The important and appropriate move in corporate America to emphasize the duty of management and the corporate board to the shareholder has led to several unintended consequences. This movement in the corporate sphere extended beyond an emphasis of a duty to the shareholder to an exclusive mantra fails to include the appropriate duties of the corporation to their workers and to society as a whole. The lexicon of corporate America almost completely eliminated the discussion of duty to anyone other than the shareholder. This is a gross generalization, but in large corporations this clearly seems to have been the case, particularly on Wall Street where there was no discussion of responsibility to the society in which the Wall Street firms operated and employees were merely viewed as consumable items.

Corporate boards and management have an immediate and direct duty towards their shareholder. Their duty to society is participatory and in general is not determinative of society’s welfare by their corporation’s individual actions or collectively by their industry. Benedict XVI in Caritas in Veritate refers to man’s darkened reason that clouded the ability of the individual to see their responsibility to their coworkers and to the broader society or the common good of the polis. Their reason was darkened by their own selfishness and greed. The reasonable man would understand that they have a clear obligation to the society in which they live as well as to their coworker when they are given positions of responsibility. The canard of “the sole duty to the shareholder” serves as a helpful excuse as to why they can look to their own self-interest and greed yet still fulfill a duty to a higher purpose than themselves. Other estimable duties are discussed such as to the environment, to which every major corporation at the very least pays lip service. Yet in the hierarchy of goods the polis in which they exist and operate must be at the top of those goods to which they owe a duty.

The duty to shareholder may be coincidental to a duty to the polis and to the employee, but they are in fact distinct. It can clearly be argued that duty to the shareholder in the long run should include a duty to employee and polis. The fact that this is the case cannot eliminate their distinct natures. They are contrary and may in fact at times become contradictory. Only in understanding these duties as distinct can we understand that they must at the same time constrain each other.

It is incumbent upon us to strengthen the intellectual rigor with which these topics are discussed in the discourse of the marketplace. The well-formed individual actor must acknowledge that economic downturns create human misery and as such their economic choices must contextualize the duty to the shareholder with other duties that at times may be competing and must be constraining of that duty. The chief among those duties is to employees and coworkers as well as a broader duty to the society in which they operate. When competing interests are in play an informed conscience can begin to look at the principle of double effect and weigh that the goods achieved and the unintended evils do not outweigh the good sought (needless to say, the evil cannot be the intended consequence in a morally licit economic decision).

The fact that many companies have turned their employees into shareholders is not a fulfillment of their duty to their employees; rather it is a partial fulfillment of their obligation to their employees. The additional a priori duty is to the polis with in which they operate. Any reasonable man can and should see this obligation. The sole pursuit of power, money, and control breeds an unhealthy individualism that yields a fruit of loneliness, isolation, and entitlement. Man’s reason becomes darkened.

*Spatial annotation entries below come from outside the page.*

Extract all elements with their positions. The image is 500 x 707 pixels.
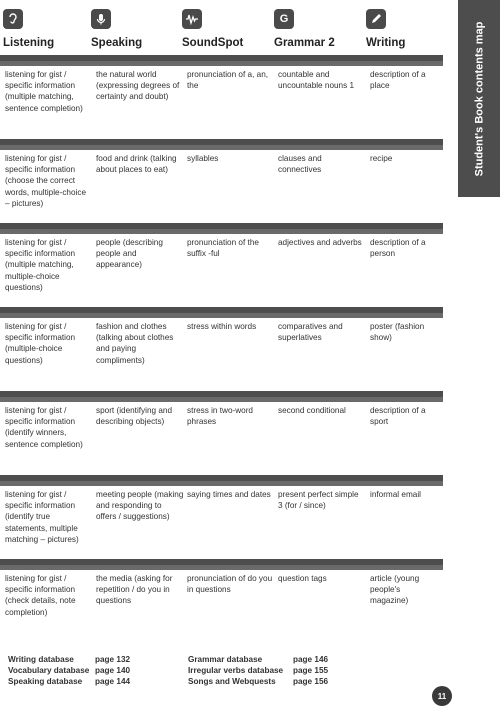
row5-writing: description of a sport xyxy=(370,406,426,427)
soundwave-icon xyxy=(182,9,202,29)
column-header-soundspot: SoundSpot xyxy=(182,37,244,49)
unit-divider-bar xyxy=(0,397,443,402)
microphone-icon xyxy=(91,9,111,29)
footer-link-page: page 144 xyxy=(95,677,131,686)
row7-speaking: the media (asking for repetition / do you in questions xyxy=(96,574,173,606)
unit-divider-bar xyxy=(0,61,443,66)
row2-speaking: food and drink (talking about places to eat) xyxy=(96,154,177,175)
footer-link-label[interactable]: Grammar database xyxy=(188,655,263,664)
footer-link-page: page 132 xyxy=(95,655,131,664)
row4-listening: listening for gist / specific information (multiple-choice questions) xyxy=(5,322,76,365)
footer-link-label[interactable]: Writing database xyxy=(8,655,74,664)
row7-listening: listening for gist / specific information (check details, note completion) xyxy=(5,574,76,617)
page-number: 11 xyxy=(432,686,452,706)
row4-soundspot: stress within words xyxy=(187,322,257,331)
row2-soundspot: syllables xyxy=(187,154,219,163)
unit-divider-bar xyxy=(0,313,443,318)
unit-divider-bar xyxy=(0,565,443,570)
footer-link-label[interactable]: Vocabulary database xyxy=(8,666,90,675)
unit-divider-bar xyxy=(0,229,443,234)
row2-listening: listening for gist / specific information (choose the correct words, multiple-choice – pictures) xyxy=(5,154,86,208)
row1-soundspot: pronunciation of a, an, the xyxy=(187,70,269,91)
column-header-listening: Listening xyxy=(3,37,55,49)
footer-link-label[interactable]: Irregular verbs database xyxy=(188,666,284,675)
row7-grammar: question tags xyxy=(278,574,327,583)
row1-speaking: the natural world (expressing degrees of certainty and doubt) xyxy=(96,70,180,102)
ear-icon xyxy=(3,9,23,29)
row6-soundspot: saying times and dates xyxy=(187,490,271,499)
row4-writing: poster (fashion show) xyxy=(370,322,425,343)
row1-listening: listening for gist / specific information (multiple matching, sentence completion) xyxy=(5,70,83,113)
row6-listening: listening for gist / specific information (identify true statements, multiple matching – pictures) xyxy=(5,490,79,544)
row5-listening: listening for gist / specific information (identify winners, sentence completion) xyxy=(5,406,83,449)
grammar-g-icon: G xyxy=(274,9,294,29)
row3-listening: listening for gist / specific information (multiple matching, multiple-choice questions) xyxy=(5,238,76,292)
row3-grammar: adjectives and adverbs xyxy=(278,238,362,247)
row6-writing: informal email xyxy=(370,490,421,499)
row5-soundspot: stress in two-word phrases xyxy=(187,406,253,427)
row5-speaking: sport (identifying and describing objects) xyxy=(96,406,173,427)
row7-writing: article (young people's magazine) xyxy=(370,574,420,606)
row6-grammar: present perfect simple 3 (for / since) xyxy=(278,490,359,511)
row4-grammar: comparatives and superlatives xyxy=(278,322,343,343)
pen-icon xyxy=(366,9,386,29)
footer-link-page: page 140 xyxy=(95,666,131,675)
row4-speaking: fashion and clothes (talking about clothes and paying compliments) xyxy=(96,322,174,365)
row5-grammar: second conditional xyxy=(278,406,346,415)
row2-grammar: clauses and connectives xyxy=(278,154,322,175)
row2-writing: recipe xyxy=(370,154,393,163)
row3-speaking: people (describing people and appearance) xyxy=(96,238,163,270)
column-header-grammar: Grammar 2 xyxy=(274,37,335,49)
footer-link-label[interactable]: Songs and Webquests xyxy=(188,677,276,686)
footer-link-page: page 146 xyxy=(293,655,329,664)
footer-link-label[interactable]: Speaking database xyxy=(8,677,83,686)
row7-soundspot: pronunciation of do you in questions xyxy=(187,574,273,595)
row3-writing: description of a person xyxy=(370,238,426,259)
row1-writing: description of a place xyxy=(370,70,426,91)
row3-soundspot: pronunciation of the suffix -ful xyxy=(187,238,259,259)
footer-link-page: page 155 xyxy=(293,666,329,675)
row6-speaking: meeting people (making and responding to offers / suggestions) xyxy=(96,490,184,522)
unit-divider-bar xyxy=(0,481,443,486)
footer-link-page: page 156 xyxy=(293,677,329,686)
unit-divider-bar xyxy=(0,145,443,150)
row1-grammar: countable and uncountable nouns 1 xyxy=(278,70,355,91)
column-header-writing: Writing xyxy=(366,37,406,49)
side-tab-label: Student's Book contents map xyxy=(473,21,486,176)
column-header-speaking: Speaking xyxy=(91,37,143,49)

Once again the duty to a faceless metonymy, the shareholder, has been used to baptize these pursuits outside of a context in which they are measured and healthy. To the degree that the moral compass of the marketplace fails, we are reminded by Mr. Smith that government regulation will replace the failing compass resulting in the loss of freedom of the individual and the frictional imposition of regulation making the market less efficient.

It is clear that the moral compass failed in many corporations in America and increased financial regulation is on the way. This does not relieve us of our duties to bolster the moral underpinning of corporate America with a more informed, precise, and articulate discussion of corporate responsibilities based on sound Catholic moral teaching. The discussion of financial reform ought to begin with the enlightening of man’s reason with two concepts:

1) The corporation’s duty, and hence the management’s and board’s duty, is to a broader constituency than the shareholder to the exclusion of all else, and
2) the regulation that eventually is enacted must ensure that the individual is the primary actor in the change needed both in themselves, the marketplace and the polis. Otherwise the dignity of each person begins to be eroded by a regulation by the outside that robs us of our rights and obligations and vests it in an organization that begins to become more valued or valuable than the individual.

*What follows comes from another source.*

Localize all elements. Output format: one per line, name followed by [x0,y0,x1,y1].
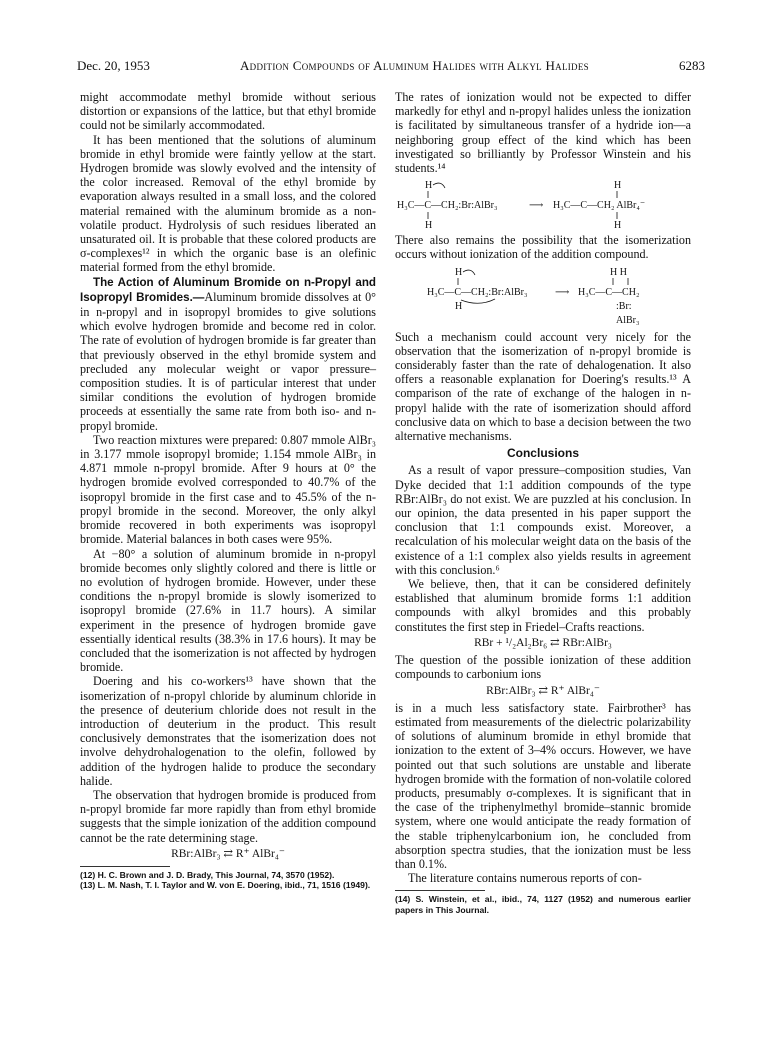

We must insert into the discussion the contextual ideals of the communal and the individual rights and responsibility. Both must exist and both must constrain the other with a clear understanding that the communal obligations must exist and be reaffirmed, while doing so in a fashion that protects the individual rights of the corporation and the individual to compete in a marketplace not dominated by the giant corporations who alone have the ability to bear the burden of excessive government regulation.

It is easy to see the “solution” may be enacted that benefits those that brought about this crisis to the detriment of the small corporations that seek to compete in the financial marketplace. Financial reform ought not to dampen innovation and entrepreneurial activity. Professor Mark Roe of Harvard law school wrote an insightful critique of the hyper-regulated single marketplace concept for financial derivatives. Regulation exists to protect the individual from being crushed between the marketplace and corporations, but the regulation must also protect small and medium enterprises, those enterprises with 10 – 250 employees. The Brookings Institute tells us that these types of entities are 90 % of corporations in the US, 50% of GDP, and 66% of employment. The financial regulation must extol the appropriate relationships and duties of each individual as an actor themselves and as they act within and on behalf of corporations. Let us return to the lexicon of corporate America the duty of the corporation to their employee and to the polis. Then we can intelligently delineate markets and who regulates each of them so that the barriers to entry are no so great that they stifle growth, innovation, and the individual’s ability act within the marketplace. This must include government-sponsored entities or GSE’s, which created so much of this crisis. Let us join into this discussion as Catholics with our rich social teaching and let us pray for our elected representatives.